The OCDS Validator is provided by the Open Contracting Partnership. It’s designed to help with data quality, for example, to check if the date format is correct. This is relevant particularly in the early stages of working with a dataset, either as a publisher or a data user, or when improving an existing publication. It’s among the tools that OCP shares to encourage the publication of good quality open data on contracting, and to encourage its use.
OCP’s OCDS Validator is available as a hosted validator and as a Python command-line utility and library and self-hosted web app.
What does it do?
The OCDS Validator has a web interface that accepts both spreadsheet and JSON serialisations of OCDS data, converting between the formats as necessary. It checks validation against the OCDS schema and performs a growing number of quality checks, and then immediately offers helpful feedback to the user on where any issues lie in the data. It checks for deprecated fields and displays non-schema fields to the user to help them identify potential typos and encourage mapping to OCDS fields. The OCDS validator is updated with the latest schema versions concurrently with their release, and automatically fetches and applies extensions to the schema when specified in the data.
When would you use it?
The OCDS validator has been designed with two main uses in mind: support when preparing to publish data and assessment of existing publications, either by the publisher or a potential user.
When preparing to publish data, it is useful to be able to quickly iterate, trying out changes to a system and assessing the results. The feedback provided is detailed and designed to be read by a user who understands both the data and OCDS. The OCDS Validator presents sample data alongside any issues, and summarizes basic insights into your data, as only you as the person publishing can check whether they’re correct or not.
When you’re already publishing data, it’s useful to be able to check the end product to ensure that nothing’s gone awry over time. The OCDS Validator is designed to allow users to quickly test samples of their data using the same process as they used during development.
As a data user, it’s useful to know the validity, quality, and scope of a dataset before using it.

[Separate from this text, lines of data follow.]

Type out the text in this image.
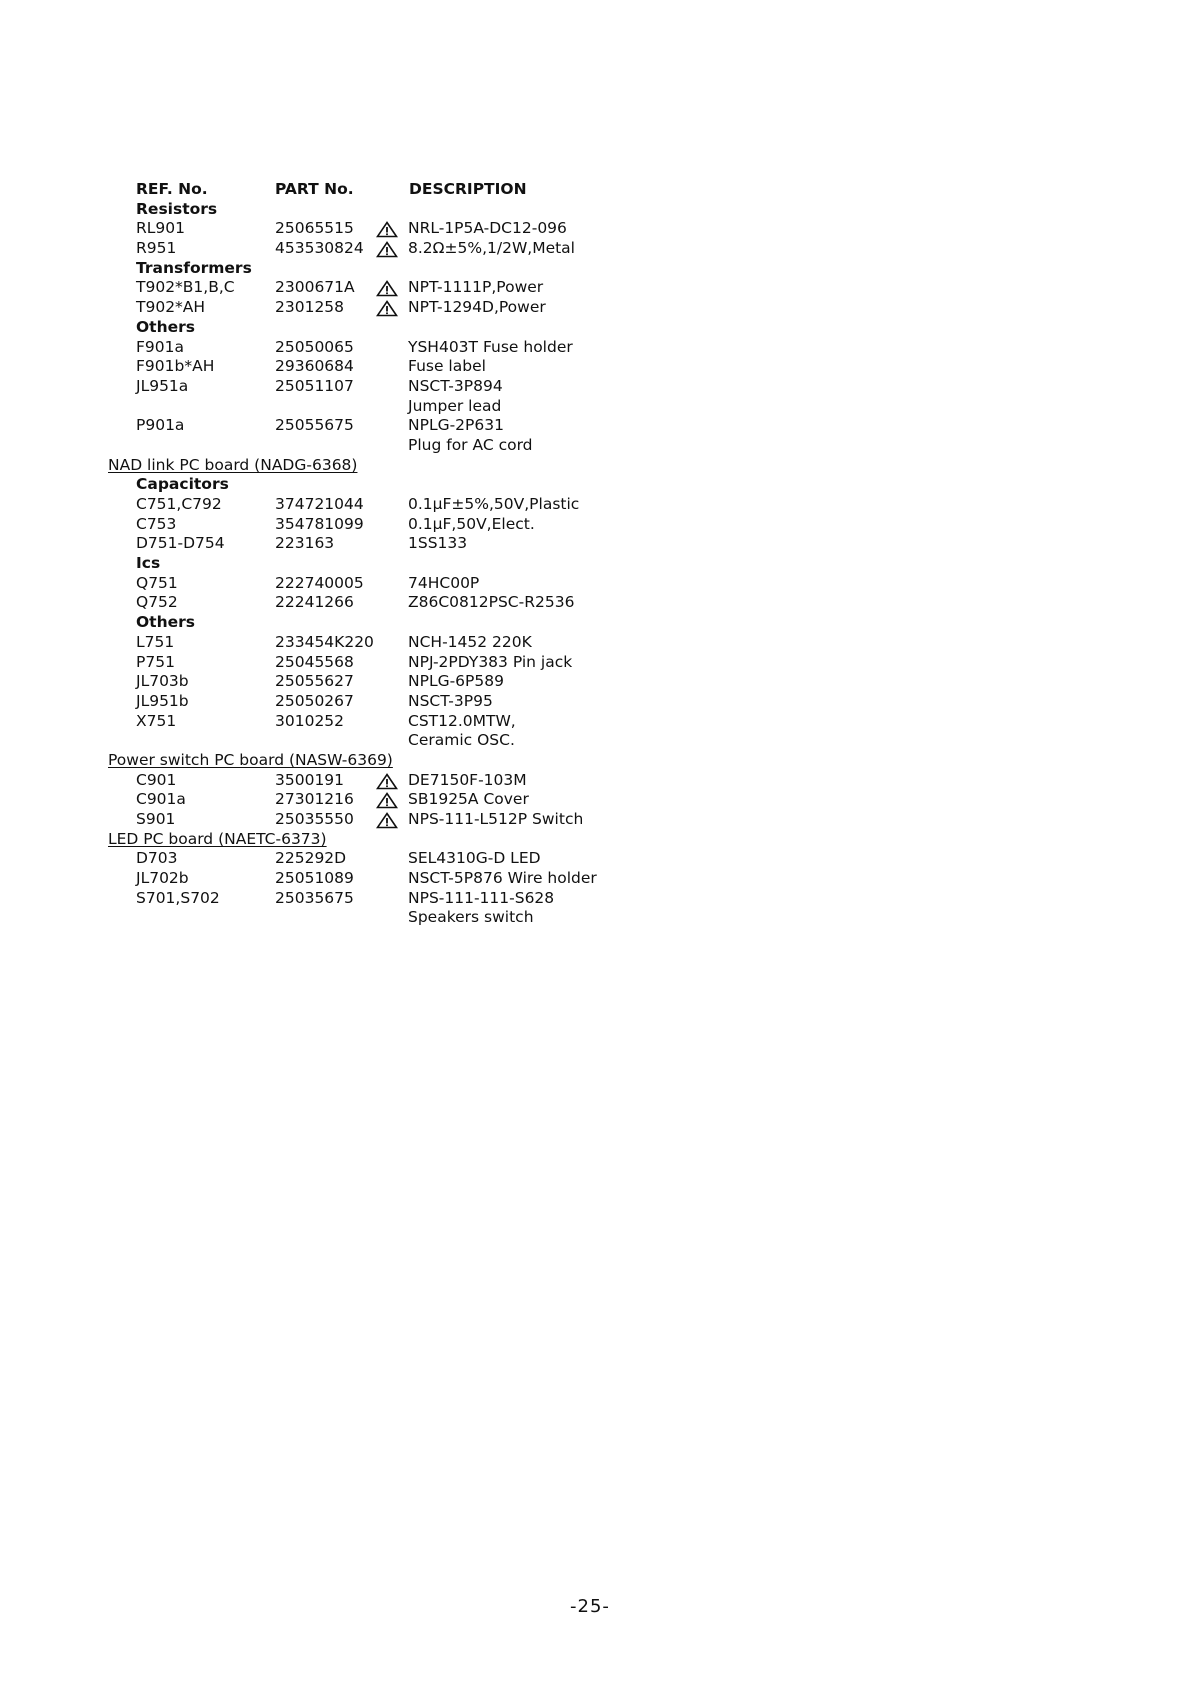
REF. No.	PART No.	DESCRIPTION
Resistors
RL901	25065515	NRL-1P5A-DC12-096
R951	453530824	8.2Ω±5%,1/2W,Metal
Transformers
T902*B1,B,C	2300671A	NPT-1111P,Power
T902*AH	2301258	NPT-1294D,Power
Others
F901a	25050065	YSH403T Fuse holder
F901b*AH	29360684	Fuse label
JL951a	25051107	NSCT-3P894
Jumper lead
P901a	25055675	NPLG-2P631
Plug for AC cord
NAD link PC board (NADG-6368)
Capacitors
C751,C792	374721044	0.1μF±5%,50V,Plastic
C753	354781099	0.1μF,50V,Elect.
D751-D754	223163	1SS133
Ics
Q751	222740005	74HC00P
Q752	22241266	Z86C0812PSC-R2536
Others
L751	233454K220 NCH-1452 220K
P751	25045568	NPJ-2PDY383 Pin jack
JL703b	25055627	NPLG-6P589
JL951b	25050267	NSCT-3P95
X751	3010252	CST12.0MTW,
Ceramic OSC.
Power switch PC board (NASW-6369)
C901	3500191	DE7150F-103M
C901a	27301216	SB1925A Cover
S901	25035550	NPS-111-L512P Switch
LED PC board (NAETC-6373)
D703	225292D	SEL4310G-D LED
JL702b	25051089	NSCT-5P876 Wire holder
S701,S702	25035675	NPS-111-111-S628
Speakers switch
-25-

The validator helps users by reporting validation issues and providing basic insights into the dataset.
When wouldn’t you use it?
The OCDS Validator isn’t designed to be used to continuously monitor the quality of a data feed. In some cases, such monitoring is best implemented internally to the publishing system, with tests for each of its component as well as the system as a whole. The community of OCDS publishers and the OCDS Helpdesk can provide guidance on this.
The code behind the OCDS Validator may nonetheless be helpful to this use case and is available on GitHub under an open-source license. A command-line interface is included for users who wish to run the validator locally, integrate it with their own systems or use it as part of their own software.
Continuous Monitoring: Development Gateway’s jOCDS Validator
Development Gateway’s jOCDS validator has many of the same features as the OCDS Validator, with some important distinctions that make it more suitable in certain applications, particularly those that relate to continuous validation as part of a publication system. It was developed initially to validate a large dataset from the Vietnam Public Procurement Authority that could not be efficiently validated by the tools available at the time.
The jOCDS Validator is available as a Java library, command-line utility and self-hosted web app.
What is it?
jOCDS is a Java library that can be run as a standalone application or used as a library by other Java developers. It provides validation of OCDS data, and scales to millions of records.
When would you use it?
The jOCDS validator is designed for use in monitoring the validation status of an existing OCDS feed, as part of a pre-publication check, or as part of a civil society monitoring system. It’s designed to run without human interaction and can be connected to any desired alerting system. Since it is Java-based, and developed as a module, it can also make the life of Java application developers much easier when it comes to validating OCDS, although it can be used by non-Java developers too, through the API.
Because it’s been designed to scale, this validator is useful to those working with large data sets and who want to check for validity before loading into another tool for analysis.
When wouldn’t you use it?
When you’re just starting out with OCDS, and trying to learn about it, or when you’re trying to understand the quality of some data that you’ve got to assess, then the jOCDS validator won’t be the most helpful tool. Because it requires downloading and installing and use of the command-line to get running, it’s not the ideal choice for non-programmer users.